Прохор даже на лову одевался не в пример другим аккуратно. У него никогда пуговки не мотались на одной нитке. Роба всегда была просушена, ловко сидела на человеке, облегала по фигуре. Из сапог не торчали портянки, мужик надевал носки, всегда имел при себе носовой платок и никогда не сморкался на палубу. Он умывался и причесывался, хотя на судне не водилось ни одной женщины. Не забывал чистить зубы. И предельно аккуратно заправлял свою койку. Он ел и работал рядом с Федором, какого кроме Прошки никто не терпел. Ел он громко чавкая, и Прохор не выдержав смерил мужика недобрым взглядом, он был красноречивее мата. Федор смутился, покраснел и показал на протезы во рту, сказав тихо, словно извиняясь:
— Свои в Чечне потерял. Вступился за сослуживца. Раньше нормально ел. Теперь вот никак не привыкну. Зато Колька жив. Что там зубы! У человека уже два сына! Потерпи, братан, всякий из нас в этой жизни чем-то платится. И я не из куража, не в драке свои потерял…
Прошка слегка кивнул головой, мол, понял. После того садился рядом с Федей, ел молча, и на сортировке без слов и просьб помогал мужику, увидел, что у того рука прострелена навылет.
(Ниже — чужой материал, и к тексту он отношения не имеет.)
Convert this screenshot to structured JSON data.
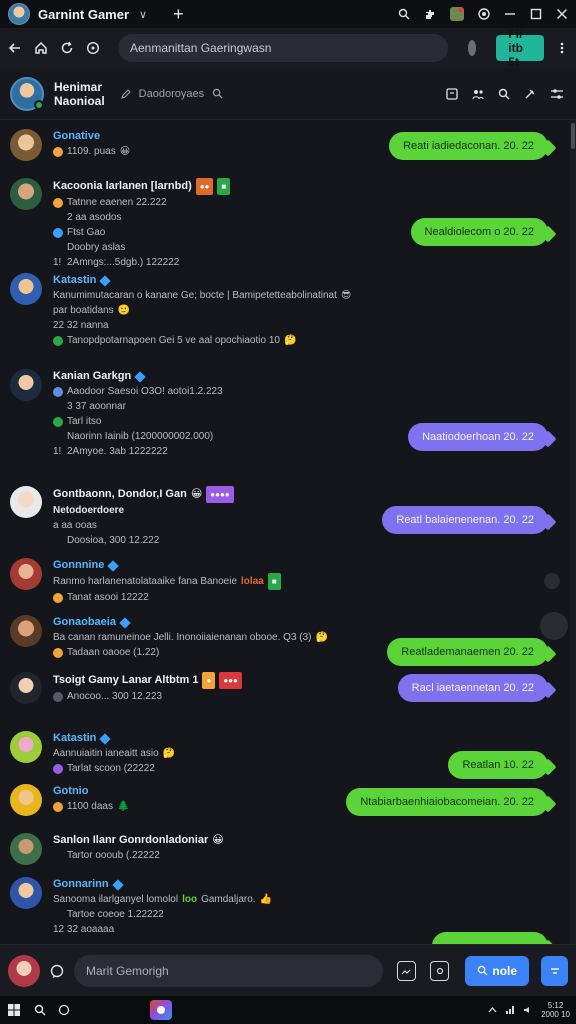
{
  "browser": {
    "tab_title": "Garnint Gamer",
    "tab_chevron": "∨",
    "address_text": "Aenmanittan Gaeringwasn",
    "action_button": "Fli itb 5t"
  },
  "channel": {
    "title_line1": "Henimar",
    "title_line2": "Naonioal",
    "subtitle": "Daodoroyaes"
  },
  "messages": [
    {
      "name": "Gonative",
      "name_color": "#58b8ff",
      "lines": [
        {
          "text": "1109. puas",
          "icon_color": "#f0a43a",
          "emoji": "😀"
        }
      ],
      "reply": {
        "text": "Reati iadiedaconan. 20. 22",
        "style": "green"
      }
    },
    {
      "name": "Kacoonia larlanen [larnbd)",
      "name_color": "#f0f1f4",
      "badges": [
        {
          "text": "●●",
          "color": "#e06a2a"
        },
        {
          "text": "■",
          "color": "#29a84a"
        }
      ],
      "lines": [
        {
          "text": "Tatnne eaenen 22.222",
          "icon_color": "#f0a43a"
        },
        {
          "text": "2 aa asodos",
          "icon_color": ""
        },
        {
          "text": "Ftst Gao",
          "icon_color": "#3aa0ff"
        },
        {
          "text": "Doobry aslas",
          "icon_color": ""
        },
        {
          "text": "2Amngs:...5dgb.) 122222",
          "icon_color": ""
        }
      ],
      "reply": {
        "text": "Nealdiolecom o 20. 22",
        "style": "green"
      }
    },
    {
      "name": "Katastin",
      "name_color": "#58b8ff",
      "verified": true,
      "lines": [
        {
          "text": "Kanumimutacaran o kanane Ge; bocte | Bamipetetteabolinatinat",
          "icon_color": "",
          "emoji": "😎"
        },
        {
          "text": "par boatidans",
          "icon_color": "",
          "emoji": "🙂"
        },
        {
          "text": "22 32 nanna",
          "icon_color": ""
        },
        {
          "text": "Tanopdpotarnapoen Gei 5 ve aal opochiaotio 10",
          "icon_color": "#29a84a",
          "emoji": "🤔"
        }
      ]
    },
    {
      "name": "Kanian Garkgn",
      "name_color": "#f0f1f4",
      "verified": true,
      "lines": [
        {
          "text": "Aaodoor Saesoi O3O! aotoi1.2.223",
          "icon_color": "#5e8fe0"
        },
        {
          "text": "3 37 aoonnar",
          "icon_color": ""
        },
        {
          "text": "Tarl itso",
          "icon_color": "#29a84a"
        },
        {
          "text": "Naorinn Iainib (1200000002.000)",
          "icon_color": ""
        },
        {
          "text": "2Amyoe. 3ab 1222222",
          "icon_color": ""
        }
      ],
      "reply": {
        "text": "Naatiodoerhoan 20. 22",
        "style": "purple"
      }
    },
    {
      "name": "Gontbaonn, Dondor,I Gan",
      "name_color": "#f0f1f4",
      "badges": [
        {
          "text": "●●●●",
          "color": "#9b5de5"
        }
      ],
      "emoji": "😀",
      "lines": [
        {
          "text": "Netodoerdoere",
          "icon_color": "",
          "bold": true
        },
        {
          "text": "a aa ooas",
          "icon_color": ""
        },
        {
          "text": "Doosioa, 300 12.222",
          "icon_color": ""
        }
      ],
      "reply": {
        "text": "Reatl balaienenenan. 20. 22",
        "style": "purple"
      }
    },
    {
      "name": "Gonnnine",
      "name_color": "#58b8ff",
      "verified": true,
      "lines": [
        {
          "text": "Ranmo harlanenatolataaike fana Banoeie",
          "icon_color": "",
          "trail": "lolaa",
          "trail_color": "#e06a2a"
        },
        {
          "text": "Tanat asooi 12222",
          "icon_color": "#f0a43a"
        }
      ]
    },
    {
      "name": "Gonaobaeia",
      "name_color": "#58b8ff",
      "verified": true,
      "lines": [
        {
          "text": "Ba canan ramuneinoe Jelli. Inonoiiaienanan obooe. Q3 (3)",
          "icon_color": "",
          "emoji": "🤔"
        },
        {
          "text": "Tadaan oaooe (1.22)",
          "icon_color": "#f0a43a"
        }
      ],
      "reply": {
        "text": "Reatlademanaemen 20. 22",
        "style": "green"
      }
    },
    {
      "name": "Tsoigt Gamy Lanar Altbtm 1",
      "name_color": "#f0f1f4",
      "badges": [
        {
          "text": "●",
          "color": "#f0a43a"
        },
        {
          "text": "●●●",
          "color": "#d9393a"
        }
      ],
      "lines": [
        {
          "text": "Anocoo... 300 12.223",
          "icon_color": ""
        }
      ],
      "reply": {
        "text": "Racl iaetaennetan 20. 22",
        "style": "purple"
      }
    },
    {
      "name": "Katastin",
      "name_color": "#58b8ff",
      "verified": true,
      "lines": [
        {
          "text": "Aannuiaitin ianeaitt asio",
          "icon_color": "",
          "emoji": "🤔"
        },
        {
          "text": "Tarlat scoon (22222",
          "icon_color": "#9b5de5"
        }
      ],
      "reply": {
        "text": "Reatlan 10. 22",
        "style": "green"
      }
    },
    {
      "name": "Gotnio",
      "name_color": "#58b8ff",
      "lines": [
        {
          "text": "1100 daas",
          "icon_color": "#f0a43a",
          "emoji": "🌲"
        }
      ],
      "reply": {
        "text": "Ntabiarbaenhiaiobacomeian. 20. 22",
        "style": "green"
      }
    },
    {
      "name": "Sanlon Ilanr Gonrdonladoniar",
      "name_color": "#f0f1f4",
      "emoji": "😀",
      "lines": [
        {
          "text": "Tartor oooub (.22222",
          "icon_color": ""
        }
      ]
    },
    {
      "name": "Gonnarinn",
      "name_color": "#58b8ff",
      "verified": true,
      "lines": [
        {
          "text": "Sanooma ilarlganyel lomolol",
          "icon_color": "",
          "trail": "loo",
          "trail_color": "#5bd43a",
          "after": "Gamdaljaro.",
          "emoji": "👍"
        },
        {
          "text": "Tartoe coeoe 1.22222",
          "icon_color": ""
        },
        {
          "text": "12 32 aoaaaa",
          "icon_color": ""
        }
      ]
    }
  ],
  "composer": {
    "placeholder": "Marit Gemorigh",
    "send_label": "nole"
  },
  "taskbar": {
    "clock_line1": "5:12",
    "clock_line2": "2000 10"
  }
}
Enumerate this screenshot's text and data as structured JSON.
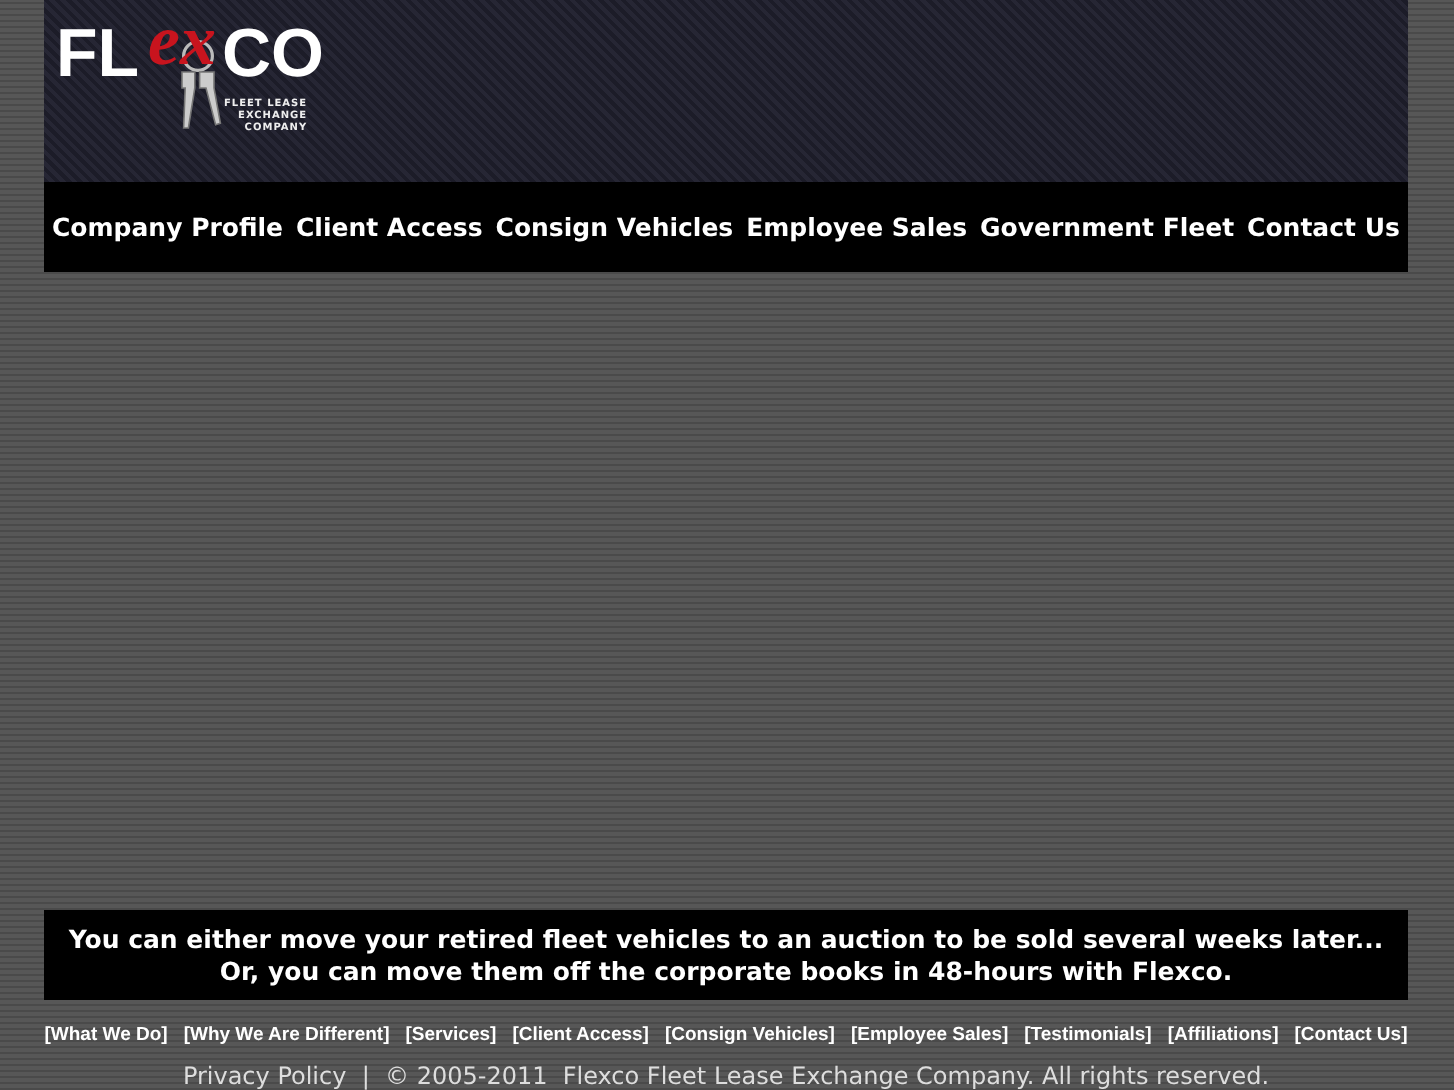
{
  "logo": {
    "left": "FL",
    "middle": "ex",
    "right": "CO",
    "tagline": [
      "FLEET LEASE",
      "EXCHANGE",
      "COMPANY"
    ]
  },
  "nav": [
    "Company Profile",
    "Client Access",
    "Consign Vehicles",
    "Employee Sales",
    "Government Fleet",
    "Contact Us"
  ],
  "banner": [
    "You can either move your retired fleet vehicles to an auction to be sold several weeks later...",
    "Or, you can move them off the corporate books in 48-hours with Flexco."
  ],
  "footer_links": [
    "[What We Do]",
    "[Why We Are Different]",
    "[Services]",
    "[Client Access]",
    "[Consign Vehicles]",
    "[Employee Sales]",
    "[Testimonials]",
    "[Affiliations]",
    "[Contact Us]"
  ],
  "copyright": "Privacy Policy  |  © 2005-2011  Flexco Fleet Lease Exchange Company. All rights reserved."
}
Федор всегда работал до последнего. Не разгибаясь и не сачкуя. Перерывы и перекуры забывал. Включался, как машина, и работал до полного изнеможения, пока переставали слушаться руки и ноги. Случалось, он падал лицом в кучу рыбы. И тогда его относили на носовую сейнера, давали возможность отдохнуть, подышать воздухом, а через полчаса Федька вставал и снова шел сортировать рыбу или мыл палубу вместе со всеми.
Прохор, так уж получилось, вскоре стал жить в одной каюте с Федором, приучил человека к своему порядку. Здесь никогда не моталась одежда на спинках стульев. Ничего лишнего на столе и тумбочках. Нигде ни пыли, ни грязи, всегда чистые полотенца у умывальника. Такому порядку в каюте завидовали многие.
Они мало общались. Лишь во время штормов, когда сейнер ложился в дрейф или стоял в какой-нибудь бухте, пережидая непогодь. А она по осени затягивалась надолго. Вот так и в этот раз, всего неделю порыбачили, а голос диспетчера предупредил:
— Алексей Михайлович! Вы меня слышите с «Терешковой»?